In addition to remittances from Samoans living overseas, mainly in New Zealand, the economy relies heavily on subsistence agriculture, with cash crops, notably coconut, grown for export. It is therefore vulnerable to natural hazards, such as cyclones and crop diseases, and to fluctuations in world prices for commodities. GDP grew by 0.4 per cent p.a. 1979–89.
There was serious cyclone damage in 1990, 1991 and 1998, when the coconut and banana crops were devastated. Compounding the problem was the taro leaf blight in 1993, which led to a further drop in agricultural output and exports. These setbacks resulted in fluctuating and often negative annual growth.
However, Samoa was early to embark on structural reforms and throughout the 1990s the government was controlling public-sector costs, encouraging diversification to reduce reliance on the agricultural sector and pursuing a programme of privatisation. These policies led to enhanced growth from the latter 1990s. Fisheries were developed, new manufacturing enterprises emerged and an offshore financial sector launched. Tourist numbers increased steadily.
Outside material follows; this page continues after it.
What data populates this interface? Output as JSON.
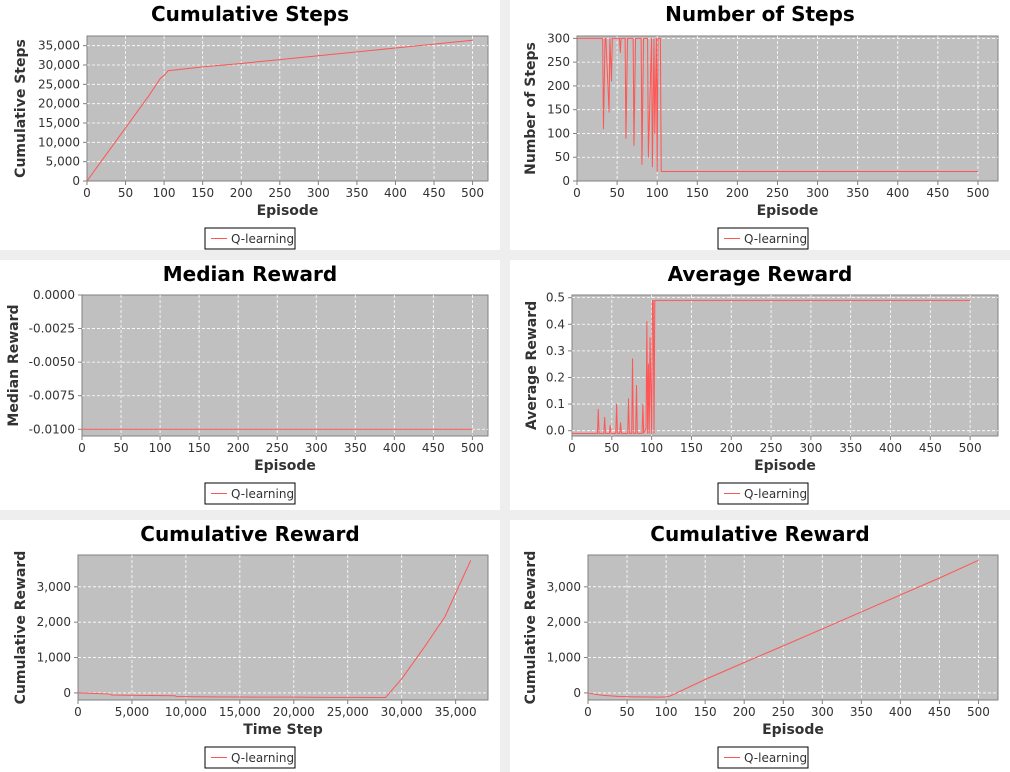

Overall, the economy staged a remarkable recovery, showing generally good growth from 1995. But it remained vulnerable to natural disasters and international downturns, which have caused pauses in growth and rapid rises in inflation. In 2008–09 this generally good growth was interrupted both by the global economic downturn and then, in September 2009, by the devastating tsunami, causing the economy to contract by 4.8 per cent in 2009, before recovering in 2010–15.
Since the mid-1990s there has been substantial growth in offshore fishing, using fish aggregating devices, and in fish farming. Fish and fish products is the major export.